Another moment of self-sabotage came when I was writing a personal piece about music – what it means to me and how it helped shape my path in college and beyond. Draft after draft, I dug deep, scrapping leads, swapping out quotes, re-writing the ending – three times. When it was almost completed, somewhere around draft six or seven, I deleted the entire thing in a bout of Mary Jane-fueled paranoia. I regretted it once the smoke cleared. I still regret it.
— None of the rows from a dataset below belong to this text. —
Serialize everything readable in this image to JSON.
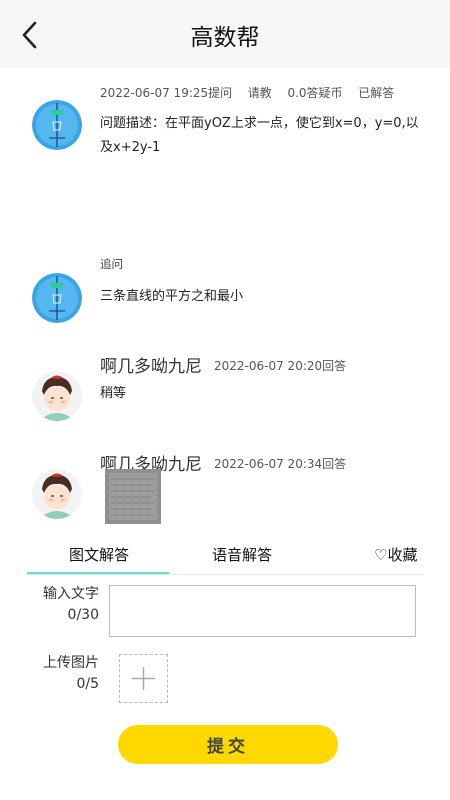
{
  "header": {
    "title": "高数帮"
  },
  "question": {
    "meta_time": "2022-06-07 19:25提问",
    "meta_ask": "请教",
    "meta_coin": "0.0答疑币",
    "meta_status": "已解答",
    "text": "问题描述：在平面yOZ上求一点，使它到x=0，y=0,以及x+2y-1"
  },
  "followup": {
    "label": "追问",
    "text": "三条直线的平方之和最小"
  },
  "answers": [
    {
      "name": "啊几多呦九尼",
      "time": "2022-06-07 20:20回答",
      "text": "稍等"
    },
    {
      "name": "啊几多呦九尼",
      "time": "2022-06-07 20:34回答"
    }
  ],
  "tabs": {
    "text_answer": "图文解答",
    "voice_answer": "语音解答",
    "favorite": "♡收藏"
  },
  "form": {
    "input_label": "输入文字",
    "input_count": "0/30",
    "upload_label": "上传图片",
    "upload_count": "0/5",
    "submit_label": "提交"
  },
  "colors": {
    "accent_tab": "#66ddd1",
    "submit": "#ffd800",
    "header_bg": "#f7f7f7"
  },
  "icons": {
    "back": "chevron-left-icon",
    "plus": "plus-icon"
  }
}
I can’t tell if it’s the security of a day job or raging uncertainty that prevents me from getting these stories out of my brain and into the world. This year was supposed to be major, yet instead, I spent the year bugging out about the number of Twitter followers I don’t have, torturing myself about deleting my fleeting moments of expression, and unsuccessfully attempting to motivate myself. I felt creative – but was unproductive. Tom Petty had it all wrong. The starting is the hardest part.
It’s time to cut the shit. It’s time this film quest came to an end. It’s time to write this damn book already. It’s time to spank the inner moppet. Trying and failing beats never trying at all (Ahh, cliches! Run!) But even if my Best Pic blogs don’t earn me a single follower or reader, and even if my future maybe-novel never sees the light of day, at least I’ll have completed something to be proud of. And if I finish something I can be proud of, then maybe I’ll stop torturing myself and all this heaviness will finally lift.
I’m writing this now because I know there are others out there just like me going through the same thing. Whether you’re writers, actors, playwrights, directors, musicians – it’s hard to get your head out of the bong, focus, and do what your guts are telling need you to. This is the youngest you’ll ever be! You control your own happiness! Even more clichés, too! Hit the pause button on everything else in life until you can share your creation and let that be your motivating factor. Don’t pay attention to YouTube views, blog comments, Twitter followers, or lack thereof – all of these extraneous numbers don’t mean shit. Repeat this to yourself often. (I think Aaliyah said it or something, so it must be true.) And never delete a draft of anything. You never know when you’ll muster the courage to revisit or repurpose something.
It’s GO time, guys. So I circled back with my Best Picture shenanigans and crossed 12 Years A Slave (2013), Mrs. Miniver (1942) and Gandhi (1982) off the list. Twenty-two more to go. Let’s do this.
Finish what you started, asshole.
I didn’t know you had ideas for a book! You are a phenomenal writer, my friend. I hope you do get to writing it someday so I can read it!